Take advantage of partnerships: Travel managers should turn to knowledgeable partners for guidance, Hurkmans advised. “The Ebola situation is changing fast. Work with your travel management company, medical suppliers and security providers to tap their expertise and flow of information.” Talk to emergency transportation coordinators, such as BCD Travel’s preferred partner Anvil, iJet or iSOS about whether evacuations are possible or advisable. Ask your medical suppliers to help you keep tabs on clinics operating on the ground. Work with providers to develop internal and external safe havens for employees, as well as contingency plans if situations change.
Designate a point person: Many corporate departments will be involved in managing your company’s Ebola risk, so it’s key to have a single point person who receives and disseminates all Ebola-related information, Hurkmans said. “You don’t have time to duplicate work, and you don’t want to send conflicting messages to your travelers. The best way to avoid both is to have a one person overseeing your response.”

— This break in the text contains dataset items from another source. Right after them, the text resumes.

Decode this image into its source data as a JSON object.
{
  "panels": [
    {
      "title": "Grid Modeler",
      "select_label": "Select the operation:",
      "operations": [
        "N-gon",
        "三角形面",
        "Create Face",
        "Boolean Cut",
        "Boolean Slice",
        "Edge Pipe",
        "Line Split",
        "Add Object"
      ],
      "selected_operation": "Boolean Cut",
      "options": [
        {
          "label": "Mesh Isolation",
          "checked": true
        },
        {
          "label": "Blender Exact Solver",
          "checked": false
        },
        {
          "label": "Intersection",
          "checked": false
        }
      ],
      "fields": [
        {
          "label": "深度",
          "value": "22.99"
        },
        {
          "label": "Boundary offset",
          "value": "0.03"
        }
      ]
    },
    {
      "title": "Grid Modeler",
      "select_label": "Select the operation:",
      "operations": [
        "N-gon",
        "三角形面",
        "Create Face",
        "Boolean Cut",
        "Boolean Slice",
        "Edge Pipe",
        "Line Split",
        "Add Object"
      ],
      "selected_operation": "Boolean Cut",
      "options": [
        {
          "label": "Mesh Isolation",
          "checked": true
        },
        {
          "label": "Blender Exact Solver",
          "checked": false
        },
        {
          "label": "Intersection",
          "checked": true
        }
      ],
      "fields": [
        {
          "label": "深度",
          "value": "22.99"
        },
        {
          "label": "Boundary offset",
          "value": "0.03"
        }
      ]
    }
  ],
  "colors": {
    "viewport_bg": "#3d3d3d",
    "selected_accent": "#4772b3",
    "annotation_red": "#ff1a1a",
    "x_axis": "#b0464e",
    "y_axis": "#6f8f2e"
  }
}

Stay informed and communicate: In addition to tapping your partners for their insights, keep up with Ebola-related information from reputable sources such as the World Health Organization and the U.S. Centers for Disease Control and Prevention. Then disseminate the highlights of this reliable news to your travelers—early and often. Even if your company is at low risk, make sure your travelers know that. Otherwise, they might misunderstand the risks or just feel anxious. “It’s important to have clear, regular communications to make this situation less frightening and stressful for your travelers,” Hurkmans said.
The results of the Move reader survey reinforce the importance of clear communication. Of the respondents who said Ebola has had an impact on their travel program, 60% indicated that the impact has taken the form of increased communication with travelers about risks and precautions.